RAID systems due to their redundancy overcome these problems making the data always available. RAID technology is made of different configurations called levels. The level defines how data is written to the drives and the minimum number of drives required.

In RAID level 5 systems the data and parity information is striped among all drives. When one of the disks is not available the redundant information stored in the other disks is sufficient to continue working, and since disks are hot swappable they can be replaced and rebuilt without the need of stopping the system. In practice this means that no data is lost from the broken disk while users can continue to work without interruption.

Since the data is spread across all the disks of the RAID system throughput is also better than in traditional disks, this behavior is also improved by the usage of large memory caches inside the RAID controllers.

 

OBJECTIVES

Implement a high performance fault tolerant disk storage system for critical information such as user accounts and software shared by several systems, in order to improve the reliability and up time of all central services.

 

RAID SYSTEM

The system should be built around a RAID (Redundant Array of Inexpensive Disks) level 5 storage system connected to two UNIX servers through a dual path SCSI controller (RAID side) and SCSI RAID controllers (server side). Load balancing and failover between the two servers should be supported. Network access to the RAID volumes will be performed through NFS and SAMBA. For better network access performance the servers should be equipped with two fast ethernet controllers each. Due to the large storage capacity of the RAID system a DLT 4000 tape drive should be dedicated to RAID backup operations.

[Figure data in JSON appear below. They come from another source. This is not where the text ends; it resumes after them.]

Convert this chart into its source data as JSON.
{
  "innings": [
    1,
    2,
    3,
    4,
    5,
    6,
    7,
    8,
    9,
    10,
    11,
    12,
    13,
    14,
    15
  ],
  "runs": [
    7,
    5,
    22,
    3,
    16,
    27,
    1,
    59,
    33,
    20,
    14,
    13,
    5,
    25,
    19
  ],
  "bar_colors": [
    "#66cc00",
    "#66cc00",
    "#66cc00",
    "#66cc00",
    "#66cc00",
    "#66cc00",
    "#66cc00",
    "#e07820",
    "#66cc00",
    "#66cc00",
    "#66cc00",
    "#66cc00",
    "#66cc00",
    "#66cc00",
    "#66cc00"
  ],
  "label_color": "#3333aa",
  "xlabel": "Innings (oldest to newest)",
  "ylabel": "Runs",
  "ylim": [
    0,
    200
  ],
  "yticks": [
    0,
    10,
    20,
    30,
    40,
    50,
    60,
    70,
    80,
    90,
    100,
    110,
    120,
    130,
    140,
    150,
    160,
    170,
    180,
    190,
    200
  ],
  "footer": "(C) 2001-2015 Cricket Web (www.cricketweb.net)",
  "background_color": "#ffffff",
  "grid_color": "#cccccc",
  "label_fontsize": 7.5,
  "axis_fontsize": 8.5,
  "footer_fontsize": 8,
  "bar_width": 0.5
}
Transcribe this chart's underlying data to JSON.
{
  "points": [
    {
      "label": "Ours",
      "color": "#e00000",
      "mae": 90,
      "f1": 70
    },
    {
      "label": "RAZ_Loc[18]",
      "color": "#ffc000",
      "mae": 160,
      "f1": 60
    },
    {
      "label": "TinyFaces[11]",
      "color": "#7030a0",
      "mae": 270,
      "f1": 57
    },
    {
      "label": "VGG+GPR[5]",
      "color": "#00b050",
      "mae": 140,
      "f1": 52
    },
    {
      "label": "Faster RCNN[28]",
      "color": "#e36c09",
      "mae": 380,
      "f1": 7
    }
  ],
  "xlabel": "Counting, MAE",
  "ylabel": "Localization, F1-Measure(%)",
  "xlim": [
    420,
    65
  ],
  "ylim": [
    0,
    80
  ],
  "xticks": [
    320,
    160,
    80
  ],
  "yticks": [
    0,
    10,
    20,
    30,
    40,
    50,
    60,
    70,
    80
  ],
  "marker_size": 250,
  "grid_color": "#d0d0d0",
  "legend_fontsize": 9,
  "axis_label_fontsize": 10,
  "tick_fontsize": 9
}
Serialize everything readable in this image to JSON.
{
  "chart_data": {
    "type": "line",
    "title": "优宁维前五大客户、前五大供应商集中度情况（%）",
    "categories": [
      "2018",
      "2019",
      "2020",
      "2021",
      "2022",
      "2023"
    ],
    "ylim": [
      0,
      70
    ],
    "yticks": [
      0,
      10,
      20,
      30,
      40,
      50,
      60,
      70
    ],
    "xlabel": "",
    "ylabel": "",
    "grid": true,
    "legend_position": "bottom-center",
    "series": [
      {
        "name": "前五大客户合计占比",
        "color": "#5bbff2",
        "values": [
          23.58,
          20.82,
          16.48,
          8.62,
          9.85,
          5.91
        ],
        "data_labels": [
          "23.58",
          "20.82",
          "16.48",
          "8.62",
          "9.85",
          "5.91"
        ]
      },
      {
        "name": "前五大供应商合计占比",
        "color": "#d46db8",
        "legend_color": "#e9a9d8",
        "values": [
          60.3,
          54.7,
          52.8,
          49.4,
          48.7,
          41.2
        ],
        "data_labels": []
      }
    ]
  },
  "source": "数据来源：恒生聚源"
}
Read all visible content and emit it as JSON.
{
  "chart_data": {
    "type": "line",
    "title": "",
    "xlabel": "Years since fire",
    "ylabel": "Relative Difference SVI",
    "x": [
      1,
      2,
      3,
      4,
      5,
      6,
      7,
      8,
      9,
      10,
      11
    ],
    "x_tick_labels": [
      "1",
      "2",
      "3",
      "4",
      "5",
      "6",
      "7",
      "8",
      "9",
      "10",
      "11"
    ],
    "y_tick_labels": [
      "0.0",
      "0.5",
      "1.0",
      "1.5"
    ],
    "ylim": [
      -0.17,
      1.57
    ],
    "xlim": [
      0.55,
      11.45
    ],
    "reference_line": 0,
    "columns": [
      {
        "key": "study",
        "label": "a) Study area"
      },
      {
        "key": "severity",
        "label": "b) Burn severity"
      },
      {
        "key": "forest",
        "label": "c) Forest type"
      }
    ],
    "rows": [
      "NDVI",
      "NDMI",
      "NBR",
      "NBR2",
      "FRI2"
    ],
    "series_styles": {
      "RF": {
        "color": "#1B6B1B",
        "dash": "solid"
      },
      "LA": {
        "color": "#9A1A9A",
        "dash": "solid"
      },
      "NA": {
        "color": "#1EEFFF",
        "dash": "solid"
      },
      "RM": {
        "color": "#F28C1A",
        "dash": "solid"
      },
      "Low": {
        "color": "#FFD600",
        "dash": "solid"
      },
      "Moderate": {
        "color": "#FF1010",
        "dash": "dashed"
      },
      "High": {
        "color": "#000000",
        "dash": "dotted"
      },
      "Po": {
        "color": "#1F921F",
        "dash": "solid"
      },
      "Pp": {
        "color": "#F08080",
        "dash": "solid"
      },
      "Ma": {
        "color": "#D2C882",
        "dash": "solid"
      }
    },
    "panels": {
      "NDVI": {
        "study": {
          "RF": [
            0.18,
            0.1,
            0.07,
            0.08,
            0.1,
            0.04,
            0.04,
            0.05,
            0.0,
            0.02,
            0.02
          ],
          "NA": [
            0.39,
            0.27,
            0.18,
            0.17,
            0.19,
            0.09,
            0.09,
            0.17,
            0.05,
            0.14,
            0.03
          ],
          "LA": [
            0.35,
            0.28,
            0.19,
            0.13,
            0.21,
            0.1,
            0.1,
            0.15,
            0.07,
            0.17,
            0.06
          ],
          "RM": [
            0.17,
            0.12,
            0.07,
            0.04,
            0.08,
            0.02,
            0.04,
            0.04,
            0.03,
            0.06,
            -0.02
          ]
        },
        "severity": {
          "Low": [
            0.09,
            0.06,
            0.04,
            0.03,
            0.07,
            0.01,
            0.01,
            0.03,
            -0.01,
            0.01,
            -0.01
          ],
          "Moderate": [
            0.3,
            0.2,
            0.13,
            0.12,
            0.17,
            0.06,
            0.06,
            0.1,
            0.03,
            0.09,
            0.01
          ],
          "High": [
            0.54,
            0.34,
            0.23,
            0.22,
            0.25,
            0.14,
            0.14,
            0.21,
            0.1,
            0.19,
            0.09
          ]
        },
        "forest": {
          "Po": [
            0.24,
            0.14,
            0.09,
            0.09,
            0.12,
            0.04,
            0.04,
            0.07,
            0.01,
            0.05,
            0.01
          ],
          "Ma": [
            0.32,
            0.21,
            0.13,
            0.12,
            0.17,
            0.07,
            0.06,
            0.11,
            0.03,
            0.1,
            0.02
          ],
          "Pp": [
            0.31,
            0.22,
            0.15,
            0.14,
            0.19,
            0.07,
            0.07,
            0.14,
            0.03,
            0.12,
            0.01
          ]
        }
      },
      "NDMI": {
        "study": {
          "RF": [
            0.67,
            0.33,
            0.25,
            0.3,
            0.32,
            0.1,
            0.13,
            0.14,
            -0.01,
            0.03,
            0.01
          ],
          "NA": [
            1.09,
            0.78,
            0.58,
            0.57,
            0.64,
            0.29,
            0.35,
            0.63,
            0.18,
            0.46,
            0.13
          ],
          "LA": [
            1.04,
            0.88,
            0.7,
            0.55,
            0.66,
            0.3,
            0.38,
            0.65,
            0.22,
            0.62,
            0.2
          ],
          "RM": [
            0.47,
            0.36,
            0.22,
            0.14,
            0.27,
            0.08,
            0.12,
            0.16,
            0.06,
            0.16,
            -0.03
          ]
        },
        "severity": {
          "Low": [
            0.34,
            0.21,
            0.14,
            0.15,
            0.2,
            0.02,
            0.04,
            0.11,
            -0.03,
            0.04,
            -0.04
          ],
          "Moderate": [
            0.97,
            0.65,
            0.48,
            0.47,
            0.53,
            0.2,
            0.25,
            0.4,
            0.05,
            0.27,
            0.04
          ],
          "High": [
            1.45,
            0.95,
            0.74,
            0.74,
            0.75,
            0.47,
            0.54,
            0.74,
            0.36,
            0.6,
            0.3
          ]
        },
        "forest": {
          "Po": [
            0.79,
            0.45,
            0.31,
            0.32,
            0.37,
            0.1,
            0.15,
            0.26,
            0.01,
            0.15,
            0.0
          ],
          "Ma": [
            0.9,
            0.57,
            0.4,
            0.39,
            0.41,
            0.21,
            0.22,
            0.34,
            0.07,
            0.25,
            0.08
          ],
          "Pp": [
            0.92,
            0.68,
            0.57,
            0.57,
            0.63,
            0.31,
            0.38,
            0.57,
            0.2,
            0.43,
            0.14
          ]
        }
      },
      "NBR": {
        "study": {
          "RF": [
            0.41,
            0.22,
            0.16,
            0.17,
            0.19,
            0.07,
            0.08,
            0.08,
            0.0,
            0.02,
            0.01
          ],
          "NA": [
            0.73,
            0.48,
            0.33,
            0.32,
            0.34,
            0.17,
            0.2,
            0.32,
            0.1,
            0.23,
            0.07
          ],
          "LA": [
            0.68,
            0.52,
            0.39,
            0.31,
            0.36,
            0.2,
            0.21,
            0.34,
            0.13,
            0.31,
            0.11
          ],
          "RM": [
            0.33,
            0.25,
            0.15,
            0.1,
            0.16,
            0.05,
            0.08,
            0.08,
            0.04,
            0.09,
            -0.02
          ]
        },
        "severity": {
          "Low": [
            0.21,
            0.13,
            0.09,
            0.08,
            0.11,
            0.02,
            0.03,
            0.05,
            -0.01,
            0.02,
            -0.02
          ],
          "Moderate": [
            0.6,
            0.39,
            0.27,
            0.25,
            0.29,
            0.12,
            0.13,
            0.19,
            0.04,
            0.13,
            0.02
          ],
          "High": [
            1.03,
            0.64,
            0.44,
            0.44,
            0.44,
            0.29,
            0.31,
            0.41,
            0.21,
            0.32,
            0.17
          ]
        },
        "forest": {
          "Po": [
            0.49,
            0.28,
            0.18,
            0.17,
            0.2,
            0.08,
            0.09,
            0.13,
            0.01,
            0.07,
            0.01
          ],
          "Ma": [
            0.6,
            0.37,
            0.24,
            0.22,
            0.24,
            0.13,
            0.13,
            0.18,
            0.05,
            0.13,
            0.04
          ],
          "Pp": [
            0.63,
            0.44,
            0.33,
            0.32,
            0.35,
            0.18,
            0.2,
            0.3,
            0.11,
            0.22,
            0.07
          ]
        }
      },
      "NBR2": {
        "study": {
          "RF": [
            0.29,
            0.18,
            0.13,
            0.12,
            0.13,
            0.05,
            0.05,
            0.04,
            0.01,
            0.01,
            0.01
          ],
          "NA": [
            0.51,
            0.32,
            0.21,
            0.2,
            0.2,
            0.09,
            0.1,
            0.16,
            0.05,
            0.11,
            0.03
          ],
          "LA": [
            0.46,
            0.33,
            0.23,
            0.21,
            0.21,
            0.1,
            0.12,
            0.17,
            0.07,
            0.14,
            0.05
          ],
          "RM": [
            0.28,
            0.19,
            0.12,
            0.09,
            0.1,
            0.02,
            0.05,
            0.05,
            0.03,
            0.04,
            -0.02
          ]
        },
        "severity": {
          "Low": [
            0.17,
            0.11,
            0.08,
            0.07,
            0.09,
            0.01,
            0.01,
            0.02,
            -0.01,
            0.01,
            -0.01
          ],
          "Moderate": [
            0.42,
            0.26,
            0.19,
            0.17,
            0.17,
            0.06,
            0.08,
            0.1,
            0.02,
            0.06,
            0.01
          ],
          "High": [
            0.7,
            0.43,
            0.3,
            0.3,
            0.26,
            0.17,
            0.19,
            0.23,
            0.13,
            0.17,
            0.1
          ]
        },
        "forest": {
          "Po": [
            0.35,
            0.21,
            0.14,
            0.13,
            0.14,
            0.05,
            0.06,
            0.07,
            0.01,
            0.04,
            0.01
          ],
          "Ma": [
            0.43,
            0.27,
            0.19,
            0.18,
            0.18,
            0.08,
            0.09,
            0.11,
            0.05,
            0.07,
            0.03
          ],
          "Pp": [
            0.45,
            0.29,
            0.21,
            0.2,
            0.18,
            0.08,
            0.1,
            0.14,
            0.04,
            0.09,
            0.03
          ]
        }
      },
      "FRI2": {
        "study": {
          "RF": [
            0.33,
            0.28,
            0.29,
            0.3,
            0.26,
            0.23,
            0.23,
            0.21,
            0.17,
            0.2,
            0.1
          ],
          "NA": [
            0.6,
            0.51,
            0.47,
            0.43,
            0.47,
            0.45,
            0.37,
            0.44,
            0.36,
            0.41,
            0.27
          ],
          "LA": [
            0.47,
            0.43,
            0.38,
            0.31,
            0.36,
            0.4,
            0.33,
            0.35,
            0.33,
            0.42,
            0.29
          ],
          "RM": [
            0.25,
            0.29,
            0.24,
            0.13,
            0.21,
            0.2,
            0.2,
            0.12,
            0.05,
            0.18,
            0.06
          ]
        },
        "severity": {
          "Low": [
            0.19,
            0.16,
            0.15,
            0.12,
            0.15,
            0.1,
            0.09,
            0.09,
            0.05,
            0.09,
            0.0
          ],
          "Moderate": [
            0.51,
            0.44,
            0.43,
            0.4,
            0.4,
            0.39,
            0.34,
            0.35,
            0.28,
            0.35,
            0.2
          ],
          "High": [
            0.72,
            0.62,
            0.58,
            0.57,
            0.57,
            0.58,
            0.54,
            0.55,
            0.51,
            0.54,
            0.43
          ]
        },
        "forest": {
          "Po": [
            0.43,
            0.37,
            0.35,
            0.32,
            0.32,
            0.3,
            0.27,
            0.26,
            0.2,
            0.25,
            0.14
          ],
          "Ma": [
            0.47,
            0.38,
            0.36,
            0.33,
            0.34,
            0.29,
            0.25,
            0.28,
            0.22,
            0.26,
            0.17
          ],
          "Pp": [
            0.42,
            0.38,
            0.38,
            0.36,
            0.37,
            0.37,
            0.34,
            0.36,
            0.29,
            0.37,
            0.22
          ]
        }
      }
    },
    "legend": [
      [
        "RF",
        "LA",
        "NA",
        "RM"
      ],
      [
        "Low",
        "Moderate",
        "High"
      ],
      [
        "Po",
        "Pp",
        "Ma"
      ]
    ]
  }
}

In the same framework distributed file systems should be studied in order to give a better network access to the raid systems. Two options will be considered:  

·        DFS (Distributed File System) a standard from Open Software Foundation will be evaluated as an option to AFS. DFS is a standard included in the DCE (Distributed Computing Environment) which is already supported by many major vendors and presents several advantages including lower cost than AFS.

·        CODA is a distributed file system developed at CMU and is descended from AFS2, the last non-commercial release of AFS. CODA supports persistent client caching of whole files so that client activity can continue even when the server becomes disconnected.